The new study sought to do just that with two groups of amateur cyclists given the hormone or a placebo over an eight-week period and then asked to cycle 110km before a race up the towering Mount Ventoux, one of the toughest challenges in the sport which regularly features in the Tour.

The researchers found EPO, a hormone involved in the production of red blood cells, made no difference to the cyclists’ performance in the race, although it did have an effect in laboratory fitness tests to the point of exhaustion.

Most of the cyclists themselves did not seem to notice any boost to their training. Nine out of 23 in the EPO group thought they had been given the drug, compared to six out of the 24 in the placebo group.

Writing in the journal The Lancet, the researchers said: “We showed that it is possible to test potential doping substances in well-controlled clinical trials and that results are much less pronounced than claimed in popular literature and accounts.

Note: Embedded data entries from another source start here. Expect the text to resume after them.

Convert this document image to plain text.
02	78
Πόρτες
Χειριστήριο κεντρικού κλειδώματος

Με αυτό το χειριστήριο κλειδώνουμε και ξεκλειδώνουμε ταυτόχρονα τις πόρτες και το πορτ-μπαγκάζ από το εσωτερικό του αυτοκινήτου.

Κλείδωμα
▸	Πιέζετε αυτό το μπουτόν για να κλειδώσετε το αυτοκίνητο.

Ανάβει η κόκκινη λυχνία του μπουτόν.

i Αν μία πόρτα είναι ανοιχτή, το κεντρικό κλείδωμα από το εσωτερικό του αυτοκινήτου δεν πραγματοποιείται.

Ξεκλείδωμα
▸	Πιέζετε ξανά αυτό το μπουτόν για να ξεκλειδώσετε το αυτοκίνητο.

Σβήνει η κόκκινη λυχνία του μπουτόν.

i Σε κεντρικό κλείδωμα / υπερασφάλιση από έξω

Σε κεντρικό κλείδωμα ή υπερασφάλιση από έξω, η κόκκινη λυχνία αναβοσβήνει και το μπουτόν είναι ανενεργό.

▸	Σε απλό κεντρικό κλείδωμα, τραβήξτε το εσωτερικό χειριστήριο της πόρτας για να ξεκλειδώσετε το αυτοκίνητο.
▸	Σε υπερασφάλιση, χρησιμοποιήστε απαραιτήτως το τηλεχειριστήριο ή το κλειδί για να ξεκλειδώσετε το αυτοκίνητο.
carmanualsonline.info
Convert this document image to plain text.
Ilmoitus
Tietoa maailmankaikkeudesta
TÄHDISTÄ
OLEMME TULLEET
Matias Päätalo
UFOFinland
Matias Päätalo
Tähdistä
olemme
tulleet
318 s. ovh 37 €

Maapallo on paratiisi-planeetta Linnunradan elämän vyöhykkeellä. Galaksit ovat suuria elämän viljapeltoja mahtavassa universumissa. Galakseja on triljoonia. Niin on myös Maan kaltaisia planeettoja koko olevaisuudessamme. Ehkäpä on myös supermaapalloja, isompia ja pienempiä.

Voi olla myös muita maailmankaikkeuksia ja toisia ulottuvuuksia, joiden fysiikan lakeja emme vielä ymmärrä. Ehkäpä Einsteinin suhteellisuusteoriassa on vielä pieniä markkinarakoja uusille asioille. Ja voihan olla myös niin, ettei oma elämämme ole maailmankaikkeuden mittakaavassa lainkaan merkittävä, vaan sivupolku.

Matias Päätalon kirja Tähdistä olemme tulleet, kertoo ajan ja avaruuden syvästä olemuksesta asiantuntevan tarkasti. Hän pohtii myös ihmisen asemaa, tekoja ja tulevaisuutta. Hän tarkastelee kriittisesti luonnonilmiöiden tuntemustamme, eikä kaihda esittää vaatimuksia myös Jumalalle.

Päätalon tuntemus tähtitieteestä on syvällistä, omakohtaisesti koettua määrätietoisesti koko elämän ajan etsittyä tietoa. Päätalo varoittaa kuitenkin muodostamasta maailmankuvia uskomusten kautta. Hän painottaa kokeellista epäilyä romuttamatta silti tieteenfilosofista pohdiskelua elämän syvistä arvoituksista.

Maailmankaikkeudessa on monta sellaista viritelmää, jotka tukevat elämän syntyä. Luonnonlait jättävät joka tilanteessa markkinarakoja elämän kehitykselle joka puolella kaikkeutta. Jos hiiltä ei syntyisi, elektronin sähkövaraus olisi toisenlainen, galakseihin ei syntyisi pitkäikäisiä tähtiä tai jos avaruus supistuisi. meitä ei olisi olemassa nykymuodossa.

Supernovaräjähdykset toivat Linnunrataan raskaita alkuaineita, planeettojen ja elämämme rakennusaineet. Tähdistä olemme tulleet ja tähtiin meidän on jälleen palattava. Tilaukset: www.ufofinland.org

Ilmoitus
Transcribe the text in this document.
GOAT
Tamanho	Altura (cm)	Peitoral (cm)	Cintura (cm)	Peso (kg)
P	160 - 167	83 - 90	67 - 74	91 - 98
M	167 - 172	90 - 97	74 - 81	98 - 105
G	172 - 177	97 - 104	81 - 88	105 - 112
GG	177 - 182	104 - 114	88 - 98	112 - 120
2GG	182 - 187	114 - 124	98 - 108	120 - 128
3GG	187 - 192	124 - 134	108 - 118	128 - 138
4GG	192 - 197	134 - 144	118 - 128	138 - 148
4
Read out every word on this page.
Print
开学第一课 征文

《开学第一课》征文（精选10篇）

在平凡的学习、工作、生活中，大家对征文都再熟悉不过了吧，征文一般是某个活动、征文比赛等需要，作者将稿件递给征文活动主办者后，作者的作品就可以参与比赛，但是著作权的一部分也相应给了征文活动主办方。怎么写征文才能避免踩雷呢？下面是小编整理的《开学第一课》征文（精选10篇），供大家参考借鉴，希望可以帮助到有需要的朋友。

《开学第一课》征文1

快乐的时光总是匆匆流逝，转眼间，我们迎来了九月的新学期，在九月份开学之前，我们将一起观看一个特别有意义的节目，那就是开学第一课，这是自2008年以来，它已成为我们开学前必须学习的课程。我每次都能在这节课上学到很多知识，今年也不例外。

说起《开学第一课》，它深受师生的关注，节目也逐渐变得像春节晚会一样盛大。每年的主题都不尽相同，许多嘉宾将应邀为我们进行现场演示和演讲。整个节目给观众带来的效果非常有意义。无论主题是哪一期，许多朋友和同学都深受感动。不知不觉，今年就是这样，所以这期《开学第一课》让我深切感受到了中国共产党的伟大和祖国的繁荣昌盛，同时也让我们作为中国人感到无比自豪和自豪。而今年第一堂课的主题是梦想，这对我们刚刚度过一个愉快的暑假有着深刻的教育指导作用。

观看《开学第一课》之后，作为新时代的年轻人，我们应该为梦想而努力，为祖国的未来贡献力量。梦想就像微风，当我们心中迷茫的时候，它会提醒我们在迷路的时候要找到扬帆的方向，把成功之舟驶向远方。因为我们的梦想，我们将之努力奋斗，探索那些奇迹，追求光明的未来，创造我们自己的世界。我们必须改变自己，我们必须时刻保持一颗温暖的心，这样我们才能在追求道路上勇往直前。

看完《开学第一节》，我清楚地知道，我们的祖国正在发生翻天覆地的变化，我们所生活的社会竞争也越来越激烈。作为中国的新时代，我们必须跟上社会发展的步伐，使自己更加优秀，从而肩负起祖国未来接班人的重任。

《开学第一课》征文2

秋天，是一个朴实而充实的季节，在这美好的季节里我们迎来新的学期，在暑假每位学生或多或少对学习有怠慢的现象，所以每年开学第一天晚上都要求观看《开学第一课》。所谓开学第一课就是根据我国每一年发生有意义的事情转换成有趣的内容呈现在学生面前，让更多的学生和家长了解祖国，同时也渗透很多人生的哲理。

“Overall, the results of our study showed that [EPO] treatment enhanced performance in well-trained cyclists in a laboratory-based maximal exercise test leading to exhaustion, but did not improve submaximal exercise test or road race performance.

“The goal of using [EPO] in professional sports is to improve performance during road races, not in maximal exercise tests.”

Armstrong’s seven Tour de France wins made him the most successful cyclist in the event’s history – until he lost all of them after a US Anti-Doping Agency investigation in 2011 and 2012 found he had used banned substances during his career.

His astonishing success on the road, coupled with his recovery from testicular cancer in his mid-20s, had made him one of the highest-profile sportspeople on the planet. About 80 million of his yellow ‘LiveStrong’ wristbands, developed with Nike, were sold to raise money for charity.

Armstrong finally admitted he had taken drugs in an interview with Oprah Winfrey in 2013.

Jules Heuberger, of the Centre for Human Drug Research in The Netherlands, told The Daily Telegraph: “It’s just tragic to lose your career for something that doesn’t work, to lose seven yellow jerseys for a drug that has no effect.”

For the record, the placebo group’s average time of 1:40:15 up Mount Ventoux was actually 17 seconds faster than the EPO group.